Our feeling is that this is not a time to be backing down. We are keeping the loan window open.

Other things?

SW: We’re dealing with this head-on. Over the last 12 months, we’ve lowered our expense-to-asset ratio from 4.39 to 3.88. We’ve moved our calculation for the allowance of loan loss from a 36-month rolling average to a 12-month rolling average. We’ve written off some loans that perhaps we needn’t have, but no one can say how long this trouble is going to last and we want to deal with problems as they come up, not try to shuffle them around.

Any new programs?

SW: As part of our philosophy not to back away from our members, we have loosened our media budget up a bit. Plus, our branch and marketing teams have looked to ways of doing more with what we have. Accordingly, for the last year they have organized about 300 small events in which we take our message out to the public through community events – setting up tables and tents in our branch parking lots, area businesses, local activities, schools or universities, handing out lemonade and popcorn along with literature, and sharing that we are there for our members, still making loans and taking deposits, and doing for our people what we have always done.

Recently we started something we call SoSmart, a dividend-paying checking account. If a member agrees to accept an electronic statement, one ACH through the account by means of direct deposit or bill paying, and performs fifteen debit card transactions in a month, that member receives 4.5% APR on the account balance and also ATM refunds of $25 per cycle. Even if the member falls short of the above in a particular month, the member gets 0.5% on the account. This program has been very popular and brought in new money.

In May 2008, we partnered with a handful of other leading credit unions from across the country to create a new student loan product that offers students and their families a way to fill the gap that federal aid may leave behind. The student loan product is priced competitively and can be used to cover tuition, fees, books, room and board, and other related expenses. Again, we are getting into the market when others are getting out. We see this as a competitive advantage and we are helping our members send their kids to college. Under the current student loan lending environment, our members might not have been able to send their children to college without this program.
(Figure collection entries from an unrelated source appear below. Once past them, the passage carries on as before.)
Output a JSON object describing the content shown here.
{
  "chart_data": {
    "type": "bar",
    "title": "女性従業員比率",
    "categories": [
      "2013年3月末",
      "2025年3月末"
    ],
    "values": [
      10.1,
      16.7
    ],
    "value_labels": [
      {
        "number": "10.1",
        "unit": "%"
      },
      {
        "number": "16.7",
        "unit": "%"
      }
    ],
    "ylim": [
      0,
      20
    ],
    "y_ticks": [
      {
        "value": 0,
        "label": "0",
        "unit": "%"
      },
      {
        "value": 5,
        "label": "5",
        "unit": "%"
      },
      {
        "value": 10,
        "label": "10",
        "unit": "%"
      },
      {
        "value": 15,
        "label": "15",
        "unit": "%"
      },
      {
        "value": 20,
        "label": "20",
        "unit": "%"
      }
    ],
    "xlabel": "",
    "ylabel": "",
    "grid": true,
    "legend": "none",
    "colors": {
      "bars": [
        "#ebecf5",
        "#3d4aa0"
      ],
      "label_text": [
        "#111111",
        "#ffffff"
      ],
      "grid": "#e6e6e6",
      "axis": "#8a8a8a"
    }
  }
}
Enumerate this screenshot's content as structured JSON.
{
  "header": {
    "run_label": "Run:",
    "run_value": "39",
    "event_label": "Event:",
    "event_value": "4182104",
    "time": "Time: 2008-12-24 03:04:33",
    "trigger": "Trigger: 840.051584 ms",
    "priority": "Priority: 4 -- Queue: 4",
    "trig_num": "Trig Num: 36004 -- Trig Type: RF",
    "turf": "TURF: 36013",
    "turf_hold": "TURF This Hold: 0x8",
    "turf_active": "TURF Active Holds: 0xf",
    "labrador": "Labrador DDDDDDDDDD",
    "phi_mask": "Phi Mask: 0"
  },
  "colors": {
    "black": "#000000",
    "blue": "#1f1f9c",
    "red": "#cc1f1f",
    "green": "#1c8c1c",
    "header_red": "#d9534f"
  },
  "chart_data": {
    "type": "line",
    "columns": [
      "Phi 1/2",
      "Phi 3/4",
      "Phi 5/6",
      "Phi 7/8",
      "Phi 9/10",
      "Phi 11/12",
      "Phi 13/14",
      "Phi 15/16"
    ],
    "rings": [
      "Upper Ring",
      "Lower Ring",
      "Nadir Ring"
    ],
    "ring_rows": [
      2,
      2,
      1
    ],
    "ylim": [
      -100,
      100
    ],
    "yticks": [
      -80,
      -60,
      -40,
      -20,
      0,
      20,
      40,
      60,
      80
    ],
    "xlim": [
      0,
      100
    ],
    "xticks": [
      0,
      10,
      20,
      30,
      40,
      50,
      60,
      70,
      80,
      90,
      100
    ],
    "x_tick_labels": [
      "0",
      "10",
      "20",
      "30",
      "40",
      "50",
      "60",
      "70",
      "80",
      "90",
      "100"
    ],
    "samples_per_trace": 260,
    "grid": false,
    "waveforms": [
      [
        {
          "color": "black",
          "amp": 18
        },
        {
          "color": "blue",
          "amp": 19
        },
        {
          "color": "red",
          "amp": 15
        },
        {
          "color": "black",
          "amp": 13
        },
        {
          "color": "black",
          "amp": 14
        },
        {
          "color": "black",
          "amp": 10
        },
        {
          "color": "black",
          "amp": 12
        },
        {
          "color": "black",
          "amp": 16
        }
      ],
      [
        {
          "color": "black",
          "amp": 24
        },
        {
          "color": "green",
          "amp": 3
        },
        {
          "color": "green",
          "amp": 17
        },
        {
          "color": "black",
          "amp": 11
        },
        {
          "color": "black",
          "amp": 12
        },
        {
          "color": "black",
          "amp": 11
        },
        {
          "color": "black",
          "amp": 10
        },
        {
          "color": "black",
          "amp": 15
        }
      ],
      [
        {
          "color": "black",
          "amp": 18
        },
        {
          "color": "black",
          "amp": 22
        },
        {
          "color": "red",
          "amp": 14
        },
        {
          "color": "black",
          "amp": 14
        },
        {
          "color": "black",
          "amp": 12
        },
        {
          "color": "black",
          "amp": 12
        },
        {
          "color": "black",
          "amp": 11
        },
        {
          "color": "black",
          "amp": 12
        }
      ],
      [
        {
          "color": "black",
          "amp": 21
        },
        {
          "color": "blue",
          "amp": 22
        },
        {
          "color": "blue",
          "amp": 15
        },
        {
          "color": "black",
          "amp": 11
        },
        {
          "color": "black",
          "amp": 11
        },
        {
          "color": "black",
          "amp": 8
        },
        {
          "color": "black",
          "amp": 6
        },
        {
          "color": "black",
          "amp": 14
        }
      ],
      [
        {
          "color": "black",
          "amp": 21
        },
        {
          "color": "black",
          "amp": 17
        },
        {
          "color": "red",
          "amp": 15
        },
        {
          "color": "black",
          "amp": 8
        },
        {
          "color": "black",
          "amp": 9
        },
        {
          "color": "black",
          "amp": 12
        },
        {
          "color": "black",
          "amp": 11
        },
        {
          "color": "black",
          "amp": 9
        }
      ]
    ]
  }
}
We are also looking to lean manufacturing as a model for cost cutting. The idea is not to settle for tweaking a flawed process but to examine products and services from a member’s perspective. If something is not adding value then it is defined as waste, and we should find a way to eliminate it.
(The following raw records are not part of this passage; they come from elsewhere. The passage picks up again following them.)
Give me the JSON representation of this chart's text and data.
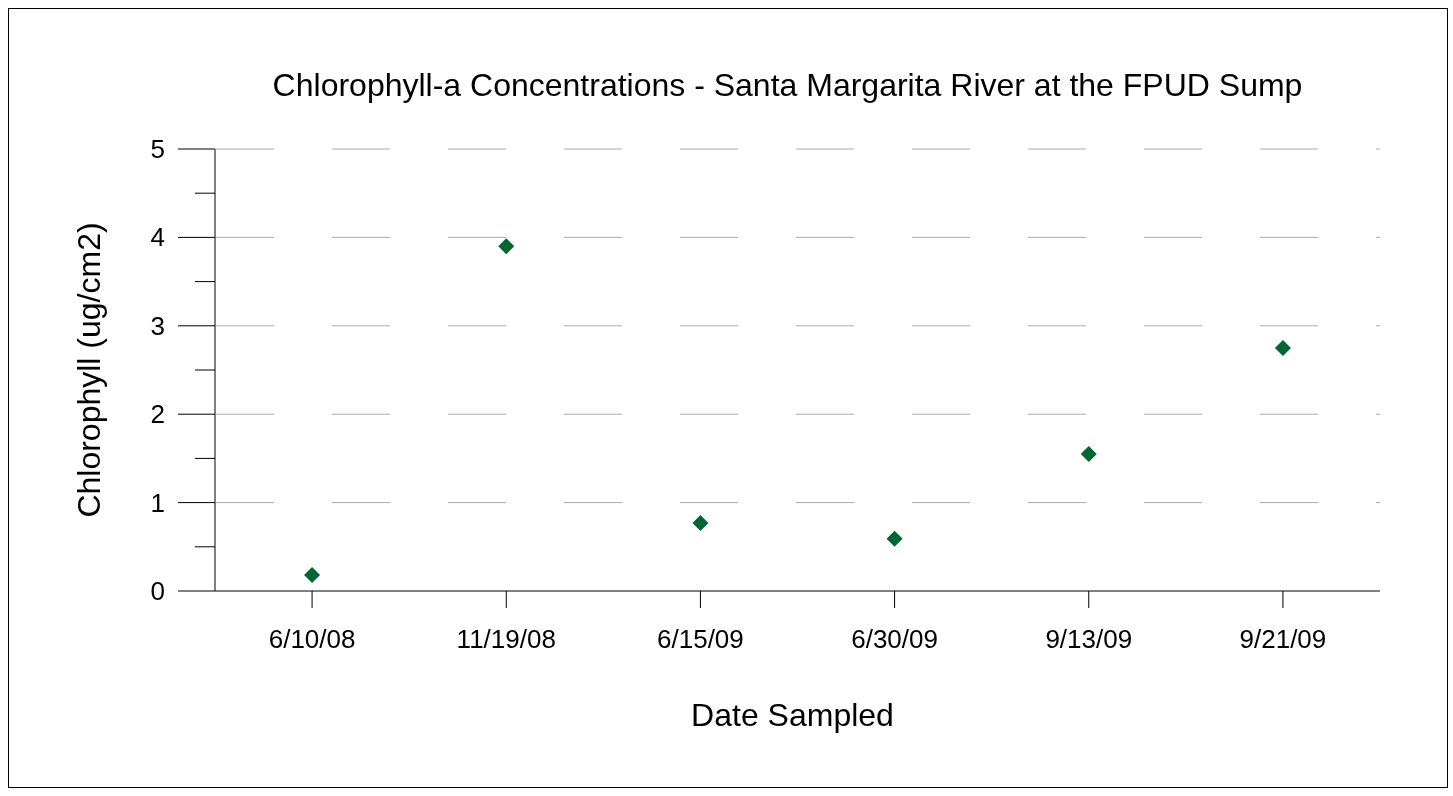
{
  "chart_data": {
    "type": "scatter",
    "title": "Chlorophyll-a Concentrations - Santa Margarita River at the FPUD Sump",
    "xlabel": "Date Sampled",
    "ylabel": "Chlorophyll (ug/cm2)",
    "categories": [
      "6/10/08",
      "11/19/08",
      "6/15/09",
      "6/30/09",
      "9/13/09",
      "9/21/09"
    ],
    "series": [
      {
        "color": "#006633",
        "values": [
          0.18,
          3.9,
          0.77,
          0.59,
          1.55,
          2.75
        ]
      }
    ],
    "ylim": [
      0,
      5
    ],
    "yticks": [
      0,
      1,
      2,
      3,
      4,
      5
    ],
    "grid": "y",
    "marker": "diamond"
  }
}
Other than these programs are you doing anything specifically for members, especially members in distress?

SW: We are doing what we have always done, only more of it. We are working with members and adjusting loans on a case-by-case basis. We have restructured several loans for our members. In some cases, we are able to rewrite loans from other institutions and lower their monthly payments. We want to help them stay in their homes and keep their automobiles but there are some members we cannot help.

Realizing that times are tough for our members, we want to help them during these difficult times. That’s why this past September we began offering Financial Check-Ups that provide our members with a free, one-on-one consultation. We take them through a step-by-step understanding of their personal goals and follow-up with a thorough analysis. All our employees are trained to help members in every way they can and to refer them to specialists if they have to. The people at our CUSOs are likewise trained.
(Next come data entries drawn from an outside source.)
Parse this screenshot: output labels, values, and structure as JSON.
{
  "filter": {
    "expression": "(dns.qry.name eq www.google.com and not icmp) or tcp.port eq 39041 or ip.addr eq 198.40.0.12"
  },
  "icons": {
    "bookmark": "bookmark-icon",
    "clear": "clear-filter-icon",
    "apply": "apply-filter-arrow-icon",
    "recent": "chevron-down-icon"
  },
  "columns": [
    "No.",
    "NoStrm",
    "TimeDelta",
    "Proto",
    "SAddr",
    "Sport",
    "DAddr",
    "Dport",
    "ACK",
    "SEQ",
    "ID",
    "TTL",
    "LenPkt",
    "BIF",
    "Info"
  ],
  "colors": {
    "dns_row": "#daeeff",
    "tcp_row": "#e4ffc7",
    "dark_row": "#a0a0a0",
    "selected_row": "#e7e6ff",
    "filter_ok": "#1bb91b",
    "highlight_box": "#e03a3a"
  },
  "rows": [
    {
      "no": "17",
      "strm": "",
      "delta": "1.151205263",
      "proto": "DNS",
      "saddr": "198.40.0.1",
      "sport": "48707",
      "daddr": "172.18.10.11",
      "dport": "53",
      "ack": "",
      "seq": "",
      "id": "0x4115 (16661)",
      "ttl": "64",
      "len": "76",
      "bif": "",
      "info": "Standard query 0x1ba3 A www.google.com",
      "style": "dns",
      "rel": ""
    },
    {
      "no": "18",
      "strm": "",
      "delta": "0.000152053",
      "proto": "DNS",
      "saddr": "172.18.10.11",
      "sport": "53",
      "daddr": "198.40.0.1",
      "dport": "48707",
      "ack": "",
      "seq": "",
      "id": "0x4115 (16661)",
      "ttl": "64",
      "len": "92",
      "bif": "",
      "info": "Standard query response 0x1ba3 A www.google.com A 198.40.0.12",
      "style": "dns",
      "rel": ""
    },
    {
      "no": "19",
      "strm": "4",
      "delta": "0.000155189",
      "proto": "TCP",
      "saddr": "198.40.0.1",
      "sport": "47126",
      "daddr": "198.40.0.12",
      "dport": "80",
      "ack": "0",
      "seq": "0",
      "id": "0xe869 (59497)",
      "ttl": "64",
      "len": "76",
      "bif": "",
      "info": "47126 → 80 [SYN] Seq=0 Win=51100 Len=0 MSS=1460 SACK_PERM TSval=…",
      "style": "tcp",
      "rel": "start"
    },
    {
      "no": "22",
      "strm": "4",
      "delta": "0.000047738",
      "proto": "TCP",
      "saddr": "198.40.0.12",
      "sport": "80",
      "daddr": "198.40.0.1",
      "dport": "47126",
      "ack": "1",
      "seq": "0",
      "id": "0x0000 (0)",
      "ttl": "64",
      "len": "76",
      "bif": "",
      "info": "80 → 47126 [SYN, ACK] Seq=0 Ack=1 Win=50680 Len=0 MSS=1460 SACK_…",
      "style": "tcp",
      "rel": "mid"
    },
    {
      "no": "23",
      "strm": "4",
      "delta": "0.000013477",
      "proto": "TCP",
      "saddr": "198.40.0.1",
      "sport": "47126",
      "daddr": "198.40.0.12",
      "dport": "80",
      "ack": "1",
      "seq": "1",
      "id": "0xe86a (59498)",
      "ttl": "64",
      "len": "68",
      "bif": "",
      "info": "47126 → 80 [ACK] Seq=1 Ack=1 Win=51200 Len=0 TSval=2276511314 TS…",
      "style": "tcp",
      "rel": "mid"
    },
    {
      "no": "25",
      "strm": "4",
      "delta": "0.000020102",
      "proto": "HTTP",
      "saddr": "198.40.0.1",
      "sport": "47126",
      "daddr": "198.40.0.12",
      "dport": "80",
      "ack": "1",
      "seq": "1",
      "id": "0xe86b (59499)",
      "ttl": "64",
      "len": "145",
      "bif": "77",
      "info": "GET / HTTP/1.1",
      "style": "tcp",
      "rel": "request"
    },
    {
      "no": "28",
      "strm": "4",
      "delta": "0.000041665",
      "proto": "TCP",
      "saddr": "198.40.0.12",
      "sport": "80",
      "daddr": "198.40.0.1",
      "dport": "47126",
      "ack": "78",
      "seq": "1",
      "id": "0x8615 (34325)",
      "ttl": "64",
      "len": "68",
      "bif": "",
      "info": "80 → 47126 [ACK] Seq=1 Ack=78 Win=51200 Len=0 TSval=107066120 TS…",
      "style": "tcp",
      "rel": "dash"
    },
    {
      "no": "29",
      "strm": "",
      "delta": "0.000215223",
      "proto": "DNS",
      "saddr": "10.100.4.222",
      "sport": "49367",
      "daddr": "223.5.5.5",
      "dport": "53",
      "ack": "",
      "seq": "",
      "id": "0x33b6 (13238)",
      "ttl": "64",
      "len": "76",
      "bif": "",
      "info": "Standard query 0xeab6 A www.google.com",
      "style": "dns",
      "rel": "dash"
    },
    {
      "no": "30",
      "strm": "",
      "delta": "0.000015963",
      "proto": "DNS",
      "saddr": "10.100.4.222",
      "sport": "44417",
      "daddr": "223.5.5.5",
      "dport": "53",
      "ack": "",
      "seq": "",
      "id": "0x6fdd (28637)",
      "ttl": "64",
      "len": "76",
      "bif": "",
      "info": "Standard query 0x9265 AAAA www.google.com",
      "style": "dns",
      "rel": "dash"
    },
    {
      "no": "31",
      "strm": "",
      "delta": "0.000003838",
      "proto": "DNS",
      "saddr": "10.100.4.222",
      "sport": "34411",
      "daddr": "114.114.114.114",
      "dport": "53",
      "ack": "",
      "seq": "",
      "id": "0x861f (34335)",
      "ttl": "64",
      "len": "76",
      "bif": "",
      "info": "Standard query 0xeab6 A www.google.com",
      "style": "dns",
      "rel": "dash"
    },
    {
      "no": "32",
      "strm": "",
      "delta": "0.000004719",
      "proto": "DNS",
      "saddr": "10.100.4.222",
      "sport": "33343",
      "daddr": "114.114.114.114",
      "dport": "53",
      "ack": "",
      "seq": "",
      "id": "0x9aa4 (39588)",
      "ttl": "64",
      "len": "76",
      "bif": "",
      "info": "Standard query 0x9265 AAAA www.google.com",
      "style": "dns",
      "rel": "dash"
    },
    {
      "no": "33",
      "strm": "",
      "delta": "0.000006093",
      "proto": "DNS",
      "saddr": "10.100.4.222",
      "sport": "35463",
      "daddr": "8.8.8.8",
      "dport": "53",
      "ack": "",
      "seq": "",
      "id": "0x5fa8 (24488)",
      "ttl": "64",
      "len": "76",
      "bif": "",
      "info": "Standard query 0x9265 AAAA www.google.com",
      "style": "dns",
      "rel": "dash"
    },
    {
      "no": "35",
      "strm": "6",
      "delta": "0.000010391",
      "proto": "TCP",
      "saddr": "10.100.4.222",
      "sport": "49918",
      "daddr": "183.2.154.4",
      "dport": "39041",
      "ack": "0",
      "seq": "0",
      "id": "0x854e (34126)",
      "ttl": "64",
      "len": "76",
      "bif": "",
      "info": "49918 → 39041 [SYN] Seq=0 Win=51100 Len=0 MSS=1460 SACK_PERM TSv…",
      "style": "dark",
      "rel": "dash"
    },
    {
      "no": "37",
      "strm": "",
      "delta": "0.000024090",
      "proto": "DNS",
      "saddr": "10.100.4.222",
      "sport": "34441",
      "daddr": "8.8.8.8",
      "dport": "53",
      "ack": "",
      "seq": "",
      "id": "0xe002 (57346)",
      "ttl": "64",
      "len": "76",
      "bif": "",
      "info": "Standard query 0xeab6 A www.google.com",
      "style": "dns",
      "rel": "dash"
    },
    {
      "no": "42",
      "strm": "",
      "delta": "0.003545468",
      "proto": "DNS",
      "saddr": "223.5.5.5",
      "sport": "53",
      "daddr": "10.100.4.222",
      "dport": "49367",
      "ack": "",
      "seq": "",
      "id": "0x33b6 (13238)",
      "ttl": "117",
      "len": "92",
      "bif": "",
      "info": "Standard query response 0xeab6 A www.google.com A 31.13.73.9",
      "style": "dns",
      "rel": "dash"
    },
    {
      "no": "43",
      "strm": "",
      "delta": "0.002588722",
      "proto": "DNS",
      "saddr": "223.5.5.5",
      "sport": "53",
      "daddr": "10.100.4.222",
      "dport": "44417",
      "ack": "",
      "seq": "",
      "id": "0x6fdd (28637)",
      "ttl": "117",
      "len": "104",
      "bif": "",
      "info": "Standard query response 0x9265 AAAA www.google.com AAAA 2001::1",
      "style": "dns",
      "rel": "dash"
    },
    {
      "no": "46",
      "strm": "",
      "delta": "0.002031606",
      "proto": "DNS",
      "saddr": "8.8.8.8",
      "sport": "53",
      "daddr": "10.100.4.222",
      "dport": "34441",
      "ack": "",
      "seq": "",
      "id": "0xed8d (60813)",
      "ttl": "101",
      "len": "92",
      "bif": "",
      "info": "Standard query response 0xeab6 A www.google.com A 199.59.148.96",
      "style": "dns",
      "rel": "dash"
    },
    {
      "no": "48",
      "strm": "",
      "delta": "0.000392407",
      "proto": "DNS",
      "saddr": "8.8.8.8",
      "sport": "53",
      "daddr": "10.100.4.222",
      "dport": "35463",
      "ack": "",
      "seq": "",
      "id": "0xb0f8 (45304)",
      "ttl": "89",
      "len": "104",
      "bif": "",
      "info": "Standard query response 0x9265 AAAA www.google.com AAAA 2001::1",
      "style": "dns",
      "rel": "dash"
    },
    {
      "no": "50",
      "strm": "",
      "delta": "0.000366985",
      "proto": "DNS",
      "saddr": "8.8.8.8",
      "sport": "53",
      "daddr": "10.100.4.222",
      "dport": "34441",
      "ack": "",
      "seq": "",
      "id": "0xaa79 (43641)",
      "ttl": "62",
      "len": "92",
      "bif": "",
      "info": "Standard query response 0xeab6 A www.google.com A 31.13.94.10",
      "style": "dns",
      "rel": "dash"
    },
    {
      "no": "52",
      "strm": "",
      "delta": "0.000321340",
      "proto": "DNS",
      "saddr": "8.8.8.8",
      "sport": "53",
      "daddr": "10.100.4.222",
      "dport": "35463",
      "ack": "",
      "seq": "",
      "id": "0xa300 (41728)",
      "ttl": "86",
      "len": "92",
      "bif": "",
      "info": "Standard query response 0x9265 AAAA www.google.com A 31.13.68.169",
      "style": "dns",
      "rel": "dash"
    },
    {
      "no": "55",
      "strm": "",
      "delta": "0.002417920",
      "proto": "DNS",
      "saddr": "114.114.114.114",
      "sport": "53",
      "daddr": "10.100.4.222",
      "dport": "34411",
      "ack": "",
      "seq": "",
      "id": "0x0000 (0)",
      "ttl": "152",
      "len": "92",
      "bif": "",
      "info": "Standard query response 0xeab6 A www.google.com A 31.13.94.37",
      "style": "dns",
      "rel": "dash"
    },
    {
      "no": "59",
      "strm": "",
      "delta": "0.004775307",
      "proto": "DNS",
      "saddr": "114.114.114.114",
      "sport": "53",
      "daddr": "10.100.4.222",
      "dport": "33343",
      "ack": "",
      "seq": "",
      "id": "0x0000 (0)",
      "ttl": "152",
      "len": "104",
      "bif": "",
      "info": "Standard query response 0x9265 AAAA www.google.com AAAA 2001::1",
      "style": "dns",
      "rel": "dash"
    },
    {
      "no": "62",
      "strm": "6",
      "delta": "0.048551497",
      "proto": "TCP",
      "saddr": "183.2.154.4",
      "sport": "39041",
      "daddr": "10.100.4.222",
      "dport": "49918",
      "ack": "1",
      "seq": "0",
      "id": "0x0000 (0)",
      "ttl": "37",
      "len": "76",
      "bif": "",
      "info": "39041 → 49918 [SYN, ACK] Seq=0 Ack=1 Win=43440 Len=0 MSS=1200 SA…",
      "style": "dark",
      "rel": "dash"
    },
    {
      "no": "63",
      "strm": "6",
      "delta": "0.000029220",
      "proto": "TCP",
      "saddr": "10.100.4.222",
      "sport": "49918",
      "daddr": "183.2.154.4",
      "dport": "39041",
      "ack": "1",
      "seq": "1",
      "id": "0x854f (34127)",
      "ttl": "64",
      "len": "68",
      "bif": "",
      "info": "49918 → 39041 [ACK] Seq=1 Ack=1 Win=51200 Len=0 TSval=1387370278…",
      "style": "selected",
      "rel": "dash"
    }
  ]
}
Do you have any advice to credit unions that are only now just facing the kinds of challenges you have had for more than a year?

SW: Yes. Take a conservative approach. Face the harsh realities head on. Don’t hide your head in the sand and hope the trouble will go away, because it probably won’t. Some things, of course, are beyond your control, but do everything within your control.

Above all, keep serving your members; keep the loan window open. Offer them stability; keep being there for them.